HoldTheDoorHodor · 02/06/2016 12:32

I've been thinking in the whole 'he hasn't hit me' comment.

This is why we refer to them as flags. They are the signs that you are at risk. Listening to the signs and being aware may well prevent you from being the next woman in here who my heart breaks for because their partner or spouse has physically assaulted them.

It's a warning. If there was a siren it would be blaring by now from your posts. And when I siren blares you run. I dated a man who gave me signs. I was 19 and it took 3 years before, after a proposal, I realised and listened. My entire body screamed not to commit more of my energy. I listened. And now I'm married to a genuinely good man. Where neither of us are afraid to disagree with the other, or do something just for ourselves.

Please think about it.

Rightho · 02/06/2016 13:54

Ptubmi has it OP - read this and think about it:

If your partner said can you stay in tonight as i feel lonely and want company, would you say no? - depends. If it was something I'd committed to, then yes, I'd still go out.
BUT THAT'S NOT THE POINT! The point is - what does he do next?

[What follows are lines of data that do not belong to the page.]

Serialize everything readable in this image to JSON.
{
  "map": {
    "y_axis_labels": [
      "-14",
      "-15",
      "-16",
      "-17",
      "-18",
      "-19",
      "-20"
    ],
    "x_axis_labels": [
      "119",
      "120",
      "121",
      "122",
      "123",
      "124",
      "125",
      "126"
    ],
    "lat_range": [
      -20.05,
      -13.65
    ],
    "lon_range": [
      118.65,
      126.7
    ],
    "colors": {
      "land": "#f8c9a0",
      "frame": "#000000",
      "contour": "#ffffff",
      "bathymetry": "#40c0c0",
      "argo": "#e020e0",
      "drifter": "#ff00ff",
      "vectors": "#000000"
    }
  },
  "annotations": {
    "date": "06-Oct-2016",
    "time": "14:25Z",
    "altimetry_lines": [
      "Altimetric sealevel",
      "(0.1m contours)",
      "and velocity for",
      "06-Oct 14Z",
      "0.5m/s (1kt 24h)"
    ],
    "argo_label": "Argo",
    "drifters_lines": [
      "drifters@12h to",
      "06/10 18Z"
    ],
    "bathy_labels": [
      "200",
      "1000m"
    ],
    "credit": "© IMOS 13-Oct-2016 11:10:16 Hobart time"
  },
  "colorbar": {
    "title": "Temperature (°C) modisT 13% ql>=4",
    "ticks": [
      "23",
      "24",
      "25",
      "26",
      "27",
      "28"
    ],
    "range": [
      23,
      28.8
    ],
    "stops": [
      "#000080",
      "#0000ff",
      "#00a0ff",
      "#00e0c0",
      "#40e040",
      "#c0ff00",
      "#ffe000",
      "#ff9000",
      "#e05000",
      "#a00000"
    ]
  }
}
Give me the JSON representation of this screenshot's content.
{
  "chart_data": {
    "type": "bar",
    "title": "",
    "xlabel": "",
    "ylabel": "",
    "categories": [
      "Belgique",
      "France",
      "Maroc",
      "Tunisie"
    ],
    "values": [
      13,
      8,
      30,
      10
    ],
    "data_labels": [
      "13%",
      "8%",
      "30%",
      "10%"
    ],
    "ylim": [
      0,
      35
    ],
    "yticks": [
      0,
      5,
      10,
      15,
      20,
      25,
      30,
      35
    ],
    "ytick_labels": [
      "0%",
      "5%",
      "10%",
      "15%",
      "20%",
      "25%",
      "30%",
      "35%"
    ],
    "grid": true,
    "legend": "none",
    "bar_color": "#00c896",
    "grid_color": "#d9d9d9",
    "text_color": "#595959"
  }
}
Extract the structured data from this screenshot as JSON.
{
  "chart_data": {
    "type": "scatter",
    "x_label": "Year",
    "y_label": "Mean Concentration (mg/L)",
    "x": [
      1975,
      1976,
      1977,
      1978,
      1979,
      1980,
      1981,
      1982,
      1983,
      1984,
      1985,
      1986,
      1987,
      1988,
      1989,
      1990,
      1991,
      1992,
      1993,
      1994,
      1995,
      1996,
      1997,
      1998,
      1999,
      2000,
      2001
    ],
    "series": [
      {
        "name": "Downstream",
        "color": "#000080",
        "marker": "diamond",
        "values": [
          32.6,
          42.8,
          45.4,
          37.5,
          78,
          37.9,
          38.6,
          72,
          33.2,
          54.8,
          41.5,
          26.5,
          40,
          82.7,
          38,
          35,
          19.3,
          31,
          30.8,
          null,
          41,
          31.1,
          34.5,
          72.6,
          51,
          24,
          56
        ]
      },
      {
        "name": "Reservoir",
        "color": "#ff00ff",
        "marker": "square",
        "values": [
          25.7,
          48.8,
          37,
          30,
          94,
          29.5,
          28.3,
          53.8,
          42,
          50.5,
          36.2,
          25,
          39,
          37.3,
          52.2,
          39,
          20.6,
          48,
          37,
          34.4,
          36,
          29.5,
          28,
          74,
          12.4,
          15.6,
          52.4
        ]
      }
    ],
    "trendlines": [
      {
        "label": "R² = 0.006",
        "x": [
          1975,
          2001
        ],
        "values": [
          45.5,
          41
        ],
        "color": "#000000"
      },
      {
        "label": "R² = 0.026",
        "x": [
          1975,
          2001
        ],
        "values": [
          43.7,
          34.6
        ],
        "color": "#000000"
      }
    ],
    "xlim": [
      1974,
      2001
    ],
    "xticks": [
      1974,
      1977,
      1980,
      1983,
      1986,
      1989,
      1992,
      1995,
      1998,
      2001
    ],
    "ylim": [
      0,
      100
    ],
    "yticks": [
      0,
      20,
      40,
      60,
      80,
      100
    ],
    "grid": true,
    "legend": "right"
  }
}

Hiphopopotamus · 02/06/2016 16:30

Please stop it everyone. I can't read anymore of this. Twisting my words to make him sound like an abuser. He's not. He's amazing. And I love him. I appreciate your concern but please direct it to the threads that actually need it. That's not me. I'm happy. I love him. And I'm going to spend the rest of my life with him, raise a family with him, and grow old with him.

OP posts:
BitOutOfPractice · 02/06/2016 16:34

I'm not quite sure who you're trying to convince there OP

I just know that if my DP tried to tell me what I can and cannot wear and questioning me when I don't text to this timetable, I would be showing him the door

Lottapianos · 02/06/2016 16:35

So why did you start the thread OP? Were you looking for reassurance that his controlling behaviour is normal? It sounds like you're not as happy with it as you think you are and that's ok. Justifying a partner's behaviour by pointing out that he's never actually hit you doesn't indicate a healthy or happy relationship

seeyounearertime · 02/06/2016 16:35

OP, i for one hope that you're happy and that all these warning signs are the posters, myself included, reading more than is there.

Good luck for the future, i'm hopeful you will be very happy.

Thurlow · 02/06/2016 16:37

OP, I think what most people are trying to say is that there are standard tactics and behavioural traits that occur in most abusive or controlling relationships, and they are saying that fact that you have recognised some of them in your relationship is probably not a good thing.

Baconyum · 02/06/2016 16:37

I agree I think you're trying to convince yourself we're wrong, but if that were true not only would you not have posted you wouldn't have had the thoughts that prompted the post in the first place.

In addition you have the choice not to read/hide the thread, out posts could still help someone else in a similar situation.